Travel warnings related to Zika virus in Miami could hurt tax revenues in and around the city tied to tourism, a credit ratings agency cautioned Monday.
The U.S. Centers for Disease Control and Prevention issued a travel advisory for a roughly one square mile part of the city last week, recommending pregnant women not to visit there, after authorities confirmed that cases of Zika had been transmitted by local mosquitoes in the area.
Moody’s Investors Service said in a report Monday that tax collections from sales, gas and lodging in Miami, and surrounding Miami-Dade County, could suffer if the advisory is expanded to cover more of the city, or if it stays in place through the height of the winter tourist season.
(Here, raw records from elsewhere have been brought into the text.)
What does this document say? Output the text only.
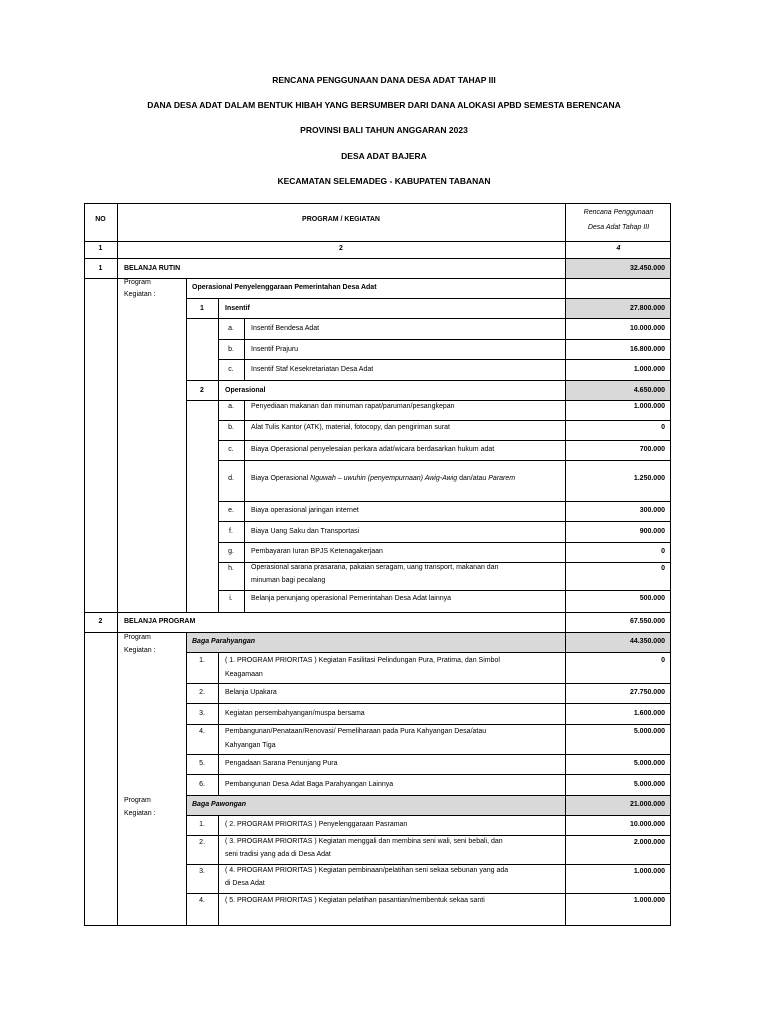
RENCANA PENGGUNAAN DANA DESA ADAT TAHAP III
DANA DESA ADAT DALAM BENTUK HIBAH YANG BERSUMBER DARI DANA ALOKASI APBD SEMESTA BERENCANA
PROVINSI BALI TAHUN ANGGARAN 2023
DESA ADAT BAJERA
KECAMATAN SELEMADEG - KABUPATEN TABANAN
NO	PROGRAM / KEGIATAN
Rencana Penggunaan
Desa Adat Tahap III
1	2	4
1	BELANJA RUTIN	32.450.000
Program
Kegiatan :
Operasional Penyelenggaraan Pemerintahan Desa Adat
1	Insentif	27.800.000
a.	Insentif Bendesa Adat	10.000.000
b.	Insentif Prajuru	16.800.000
c.	Insentif Staf Kesekretariatan Desa Adat	1.000.000
2	Operasional	4.650.000
a.	Penyediaan makanan dan minuman rapat/paruman/pesangkepan	1.000.000
b.	Alat Tulis Kantor (ATK), material, fotocopy, dan pengiriman surat	0
c.	Biaya Operasional penyelesaian perkara adat/wicara berdasarkan hukum adat	700.000
d.	Biaya Operasional Nguwah – uwuhin (penyempurnaan) Awig-Awig dan/atau Pararem	1.250.000
e.	Biaya operasional jaringan internet	300.000
f.	Biaya Uang Saku dan Transportasi	900.000
g.	Pembayaran Iuran BPJS Ketenagakerjaan	0
h.	Operasional sarana prasarana, pakaian seragam, uang transport, makanan dan
minuman bagi pecalang
0
i.	Belanja penunjang operasional Pemerintahan Desa Adat lainnya	500.000
2	BELANJA PROGRAM	67.550.000
Program
Kegiatan :
Baga Parahyangan	44.350.000
1.	( 1. PROGRAM PRIORITAS ) Kegiatan Fasilitasi Pelindungan Pura, Pratima, dan Simbol
Keagamaan
0
2.	Belanja Upakara	27.750.000
3.	Kegiatan persembahyangan/muspa bersama	1.600.000
4.	Pembangunan/Penataan/Renovasi/ Pemeliharaan pada Pura Kahyangan Desa/atau
Kahyangan Tiga
5.000.000
5.	Pengadaan Sarana Penunjang Pura	5.000.000
6.	Pembangunan Desa Adat Baga Parahyangan Lainnya	5.000.000
Program
Kegiatan :
Baga Pawongan	21.000.000
1.	( 2. PROGRAM PRIORITAS ) Penyelenggaraan Pasraman	10.000.000
2.	( 3. PROGRAM PRIORITAS ) Kegiatan menggali dan membina seni wali, seni bebali, dan
seni tradisi yang ada di Desa Adat
2.000.000
3.	( 4. PROGRAM PRIORITAS ) Kegiatan pembinaan/pelatihan seni sekaa sebunan yang ada
di Desa Adat
1.000.000
4.	( 5. PROGRAM PRIORITAS ) Kegiatan pelatihan pasantian/membentuk sekaa santi	1.000.000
Over the next few months, typically a slower time of year for Florida tourism, the narrow travel advisory is unlikely to do major damage to revenues, according to the report.
The Florida Department of Health was reporting Monday afternoon that 17 cases of Zika were believed to have originated locally in the state. The department maintained that infected mosquitoes were thought to be confined to the one square mile area north of downtown Miami.
According to figures from the Greater Miami Convention and Visitors Bureau, the Miami region received an estimated 15.4 million overnight visitors last year, who spent about $24.4 billion.
A report issued in January 2015 by the Office of Economic and Demographic Research, a research arm of the Florida Legislature, showed that in the 2013-2014 fiscal year about 12.5 percent of the state’s $19.7 billion in general revenue from sales tax came from tourist purchases.
Bill Lucia is a Reporter for Government Executive’s Route Fifty and is based in Washington, D.C.